A eleição para o TCU (Tribunal de Contas da União, órgão que fiscaliza como o governo gasta o dinheiro público) tornou-se uma prévia informal da disputa pela presidência da Câmara em 2027. Com 303 votos, Odair Cunha derrotou seis candidatos da oposição, que juntos somaram 153 votos. A vitória representa não apenas um aceno ao governo Lula — Cunha é do PT —, mas principalmente um reforço à liderança de Hugo Motta, que precisa demonstrar capacidade de articulação para tentar se reeleger presidente da Casa no próximo ano.
O contexto político torna o resultado ainda mais significativo. Motta vinha enfrentando desgaste após episódios como a ocupação da Mesa Diretora por membros da oposição em 2024, o que colocou em xeque sua habilidade de conduzir a Câmara. Segundo O Globo, uma derrota na eleição do TCU poderia comprometer suas chances de permanecer no cargo em 2027. A capacidade de unir PT e Republicanos em torno de Cunha — fruto de um acordo firmado ainda em 2024 — demonstra que Motta mantém força política suficiente para costurar alianças amplas.
O que está em jogo no TCU
O TCU é o órgão responsável por auditar e julgar como o dinheiro federal é aplicado, incluindo as emendas parlamentares (recursos que deputados e senadores destinam a obras e projetos em suas bases eleitorais). Com 49 anos, Cunha ocupará a vaga até 2051, quando completará 75 anos — idade limite para ministros. Ele sucede Aroldo Cedraz, aposentado em fevereiro. A preocupação dos parlamentares com a composição do tribunal é compreensível: diversas investigações sobre emendas correm em diferentes instâncias, e o TCU tem poder para bloquear ou questionar essas destinações.

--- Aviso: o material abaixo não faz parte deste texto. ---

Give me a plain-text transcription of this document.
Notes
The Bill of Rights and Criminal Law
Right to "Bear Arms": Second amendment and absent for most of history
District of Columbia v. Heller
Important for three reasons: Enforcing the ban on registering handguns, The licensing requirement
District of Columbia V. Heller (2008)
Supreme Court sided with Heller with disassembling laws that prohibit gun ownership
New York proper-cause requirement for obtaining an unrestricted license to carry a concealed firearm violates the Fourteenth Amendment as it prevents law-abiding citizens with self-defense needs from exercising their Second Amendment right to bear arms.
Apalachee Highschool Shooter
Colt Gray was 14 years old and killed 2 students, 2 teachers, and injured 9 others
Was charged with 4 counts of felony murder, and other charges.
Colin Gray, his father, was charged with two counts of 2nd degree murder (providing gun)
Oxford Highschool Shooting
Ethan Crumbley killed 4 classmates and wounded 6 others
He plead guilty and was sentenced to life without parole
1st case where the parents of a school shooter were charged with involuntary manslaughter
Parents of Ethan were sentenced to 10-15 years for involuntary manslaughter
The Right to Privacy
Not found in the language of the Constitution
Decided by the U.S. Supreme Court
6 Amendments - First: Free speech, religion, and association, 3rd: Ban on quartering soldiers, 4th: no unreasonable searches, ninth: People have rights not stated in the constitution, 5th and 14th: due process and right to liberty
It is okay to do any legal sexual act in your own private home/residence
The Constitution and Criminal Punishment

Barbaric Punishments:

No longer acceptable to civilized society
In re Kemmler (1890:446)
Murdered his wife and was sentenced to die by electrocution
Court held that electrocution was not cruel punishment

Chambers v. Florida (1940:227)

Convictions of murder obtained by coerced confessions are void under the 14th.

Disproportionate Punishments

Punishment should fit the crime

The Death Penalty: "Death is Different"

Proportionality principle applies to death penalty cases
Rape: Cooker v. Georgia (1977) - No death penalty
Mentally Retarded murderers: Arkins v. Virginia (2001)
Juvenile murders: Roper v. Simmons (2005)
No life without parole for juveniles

Durante a sabatina, Cunha buscou tranquilizar o Congresso. Defendeu que as emendas são “instrumento legítimo e essencial” e que o TCU deve atuar de forma preventiva, orientando em vez de paralisar. A frase “o bom controle orienta e não paralisa” foi repetida como mantra. A ênfase no tema reflete a expectativa, sobretudo entre partidos do centrão, de que o indicado da Câmara atue como defensor das prerrogativas parlamentares — uma postura que, em outros países, seria vista com estranhamento. Nos Estados Unidos, por exemplo, o Government Accountability Office (equivalente ao TCU) mantém independência rigorosa do Congresso, sem compromissos prévios com parlamentares.
Oposição dividida favoreceu vitória
A oposição lançou seis candidatos, pulverizando os votos contrários a Cunha. Elmar Nascimento (União Brasil-BA) ficou em segundo lugar com 96 votos, seguido por Danilo Forte (PP-CE) com 27, Hugo Leal (PSD-RJ) com 20, Gilson Daniel (Podemos-ES) com 6, Soraya Santos (PL-RJ) com 3 e Adriana Ventura (Novo-SP) com 1 voto. Houve tentativas de unificar a oposição em torno de um único nome, mas a articulação não prosperou. É como se, em uma eleição de condomínio, os moradores insatisfeitos lançassem vários síndicos alternativos em vez de apoiar apenas um — o resultado é a vitória do candidato da situação.
A votação se estendeu até as 21h10, com filas de deputados em frente às cabines. O resultado ainda precisa ser referendado pelo Senado, etapa geralmente protocolar, mas que pode trazer novos capítulos políticos. A indicação de Cunha fez parte de um acordo firmado com o PT em 2024, quando o partido apoiou a eleição de Motta ao comando da Câmara — um exemplo clássico de troca de favores políticos que, no jargão de Brasília, chama-se “governabilidade”.
📊 Número do Dia
303 votos , Votos recebidos por Odair Cunha (PT-MG) na eleição para o TCU, contra 153 votos divididos entre seis candidatos da oposição
Por que isso importa
A eleição para o TCU vai além da escolha de um ministro: ela sinaliza a capacidade de articulação política do presidente da Câmara em um momento crucial. Para o cidadão, a composição do tribunal afeta diretamente como o dinheiro público é fiscalizado — incluindo as emendas parlamentares que financiam obras em todo o país. Para o mercado, a demonstração de força de Motta reduz incertezas sobre a governabilidade no Congresso, fator essencial para a aprovação de reformas econômicas. A vitória de Cunha também consolida o acordo entre PT e centrão, aliança que deve influenciar votações importantes nos próximos anos, da reforma tributária ao orçamento federal.